Car is all original except for repaint (same color though) and is originally from florida so NO, it is not a NY rustbucket !!!! has og brake lines/fuel lines etc. and they don't even have any surface rust on them ! Car was on siscor (spelling ?) lift, and doors did not sag at all.

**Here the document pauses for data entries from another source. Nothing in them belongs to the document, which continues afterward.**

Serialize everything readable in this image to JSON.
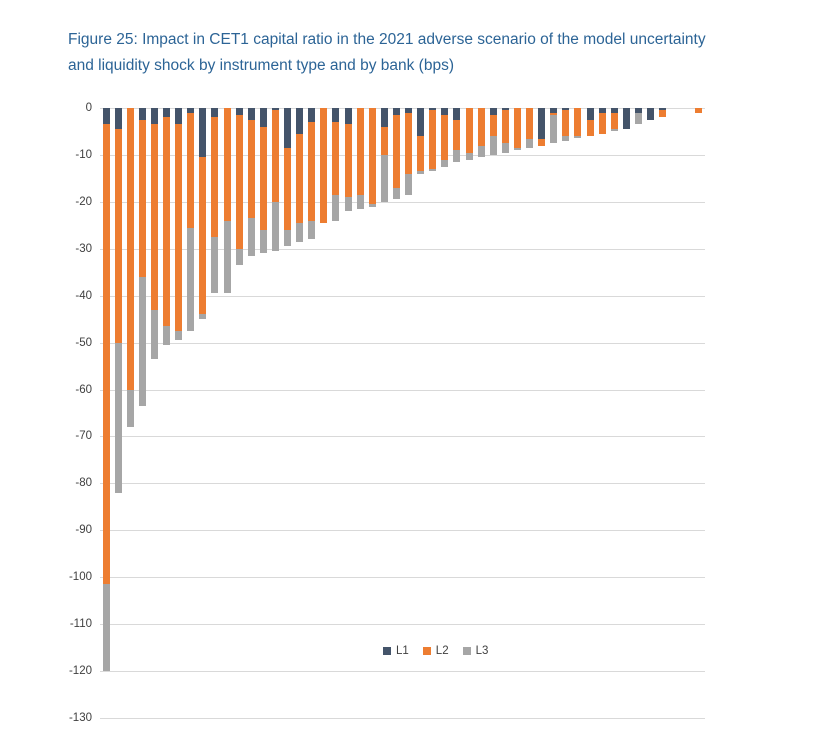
{
  "figure_title": {
    "line1": "Figure 25: Impact in CET1 capital ratio in the 2021 adverse scenario of the model uncertainty",
    "line2": "and liquidity shock by instrument type and by bank (bps)",
    "color": "#2C6496"
  },
  "chart_data": {
    "type": "bar",
    "stacked": true,
    "orientation": "vertical",
    "title": "Figure 25: Impact in CET1 capital ratio in the 2021 adverse scenario of the model uncertainty and liquidity shock by instrument type and by bank (bps)",
    "unit": "bps",
    "ylim": [
      -130,
      0
    ],
    "y_ticks": [
      0,
      -10,
      -20,
      -30,
      -40,
      -50,
      -60,
      -70,
      -80,
      -90,
      -100,
      -110,
      -120,
      -130
    ],
    "x_tick_labels": [],
    "grid": true,
    "legend_position": "bottom-center",
    "n_bars": 50,
    "style": {
      "gridline_color": "#D9D9D9",
      "axis_label_color": "#404040",
      "background": "#FFFFFF"
    },
    "series": [
      {
        "name": "L1",
        "color": "#44546A",
        "values": [
          -3.5,
          -4.5,
          0,
          -2.5,
          -3.5,
          -2,
          -3.5,
          -1,
          -10.5,
          -2,
          0,
          -1.5,
          -2.5,
          -4,
          -0.5,
          -8.5,
          -5.5,
          -3,
          0,
          -3,
          -3.5,
          0,
          0,
          -4,
          -1.5,
          -1,
          -6,
          -0.5,
          -1.5,
          -2.5,
          0,
          0,
          -1.5,
          -0.5,
          0,
          0,
          -6.5,
          -1,
          -0.5,
          0,
          -2.5,
          -1,
          -1,
          -4.5,
          -1,
          -2.5,
          -0.5,
          0,
          0,
          0
        ]
      },
      {
        "name": "L2",
        "color": "#ED7D31",
        "values": [
          -98,
          -45.5,
          -60,
          -33.5,
          -39.5,
          -44.5,
          -44,
          -24.5,
          -33.5,
          -25.5,
          -24,
          -28.5,
          -21,
          -22,
          -19.5,
          -17.5,
          -19,
          -21,
          -24.5,
          -15.5,
          -15.5,
          -18.5,
          -20.5,
          -6,
          -15.5,
          -13,
          -7.5,
          -12.5,
          -9.5,
          -6.5,
          -9.5,
          -8,
          -4.5,
          -7,
          -8.5,
          -6.5,
          -1.5,
          -0.5,
          -5.5,
          -6,
          -3.5,
          -4.5,
          -3.5,
          0,
          0,
          0,
          -1.5,
          0,
          0,
          -1
        ]
      },
      {
        "name": "L3",
        "color": "#A6A6A6",
        "values": [
          -18.5,
          -32,
          -8,
          -27.5,
          -10.5,
          -4,
          -2,
          -22,
          -1,
          -12,
          -15.5,
          -3.5,
          -8,
          -5,
          -10.5,
          -3.5,
          -4,
          -4,
          0,
          -5.5,
          -3,
          -3,
          -0.5,
          -10,
          -2.5,
          -4.5,
          -0.5,
          -0.5,
          -1.5,
          -2.5,
          -1.5,
          -2.5,
          -4,
          -2,
          -0.5,
          -2,
          0,
          -6,
          -1,
          -0.5,
          0,
          0,
          -0.5,
          0,
          -2.5,
          0,
          0,
          0,
          0,
          0
        ]
      }
    ]
  }
}
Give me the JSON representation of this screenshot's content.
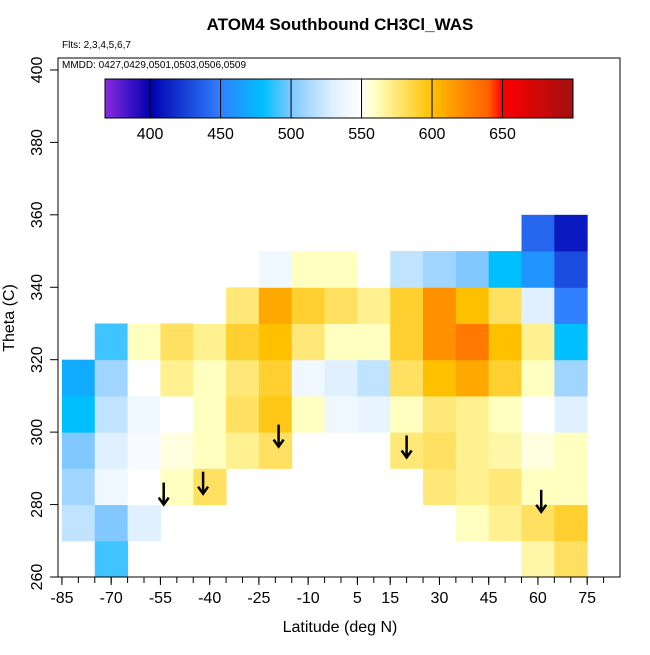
{
  "chart_data": {
    "type": "heatmap",
    "title": "ATOM4 Southbound CH3Cl_WAS",
    "subtitle": "Flts: 2,3,4,5,6,7",
    "annotation": "MMDD: 0427,0429,0501,0503,0506,0509",
    "xlabel": "Latitude (deg N)",
    "ylabel": "Theta (C)",
    "x": [
      -80,
      -70,
      -60,
      -50,
      -40,
      -30,
      -20,
      -10,
      0,
      10,
      20,
      30,
      40,
      50,
      60,
      70
    ],
    "y": [
      265,
      275,
      285,
      295,
      305,
      315,
      325,
      335,
      345,
      355
    ],
    "values": [
      [
        null,
        490,
        null,
        null,
        null,
        null,
        null,
        null,
        null,
        null,
        null,
        null,
        null,
        null,
        565,
        580
      ],
      [
        520,
        500,
        530,
        null,
        null,
        null,
        null,
        null,
        null,
        null,
        null,
        null,
        560,
        570,
        580,
        590
      ],
      [
        510,
        540,
        550,
        560,
        580,
        null,
        null,
        null,
        null,
        null,
        null,
        575,
        570,
        575,
        560,
        560
      ],
      [
        500,
        530,
        545,
        555,
        560,
        570,
        580,
        null,
        null,
        null,
        575,
        580,
        570,
        565,
        555,
        560
      ],
      [
        480,
        520,
        540,
        550,
        560,
        580,
        595,
        560,
        540,
        535,
        560,
        575,
        570,
        560,
        550,
        530
      ],
      [
        470,
        510,
        550,
        570,
        560,
        575,
        590,
        540,
        530,
        520,
        580,
        600,
        610,
        590,
        560,
        510
      ],
      [
        null,
        490,
        560,
        580,
        570,
        590,
        600,
        575,
        560,
        560,
        590,
        620,
        630,
        600,
        570,
        480
      ],
      [
        null,
        null,
        null,
        null,
        550,
        575,
        610,
        590,
        580,
        570,
        590,
        620,
        600,
        580,
        530,
        450
      ],
      [
        null,
        null,
        null,
        null,
        null,
        null,
        540,
        560,
        560,
        550,
        520,
        510,
        500,
        480,
        460,
        430
      ],
      [
        null,
        null,
        null,
        null,
        null,
        null,
        null,
        null,
        null,
        null,
        null,
        null,
        null,
        null,
        440,
        410
      ]
    ],
    "arrows_x": [
      -54,
      -42,
      -19,
      20,
      61
    ],
    "arrows_y": [
      280,
      283,
      296,
      293,
      278
    ],
    "xlim": [
      -86.2,
      85
    ],
    "ylim": [
      260,
      403.3
    ],
    "xticks": [
      -85,
      -70,
      -55,
      -40,
      -25,
      -10,
      5,
      15,
      30,
      45,
      60,
      75
    ],
    "xminorticks": [
      -85,
      -80,
      -75,
      -70,
      -65,
      -60,
      -55,
      -50,
      -45,
      -40,
      -35,
      -30,
      -25,
      -20,
      -15,
      -10,
      -5,
      0,
      5,
      10,
      15,
      20,
      25,
      30,
      35,
      40,
      45,
      50,
      55,
      60,
      65,
      70,
      75,
      80
    ],
    "yticks": [
      260,
      280,
      300,
      320,
      340,
      360,
      380,
      400
    ],
    "clim": [
      368,
      700
    ],
    "cticks": [
      400,
      450,
      500,
      550,
      600,
      650
    ],
    "colorscale": {
      "values": [
        368,
        400,
        450,
        480,
        500,
        530,
        550,
        560,
        580,
        600,
        620,
        640,
        650,
        700
      ],
      "colors": [
        "#8a2be2",
        "#0000b0",
        "#3080ff",
        "#00bfff",
        "#80c8ff",
        "#e0f0ff",
        "#ffffff",
        "#ffffc0",
        "#ffe060",
        "#ffc000",
        "#ff9000",
        "#ff6000",
        "#ff0000",
        "#a01010"
      ]
    }
  }
}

Damn, I'm carrin on like a bitch !


----------



## omaharidah (Jan 16, 2003)

did anyone buy this car yet?


----------



## OrangeCounty58 (Apr 23, 2002)

homie working on it


----------



## TrueOGcadi (Apr 20, 2003)

fuck, i bought 64 cuz i could not find a le cab, now i see this shit people got sitiing around jus rusting out..fucking dumb.... :angry:


----------



## OrangeCounty58 (Apr 23, 2002)

been waiting for awhile for one to appear. but waiting for a nice project with lots of work so i could..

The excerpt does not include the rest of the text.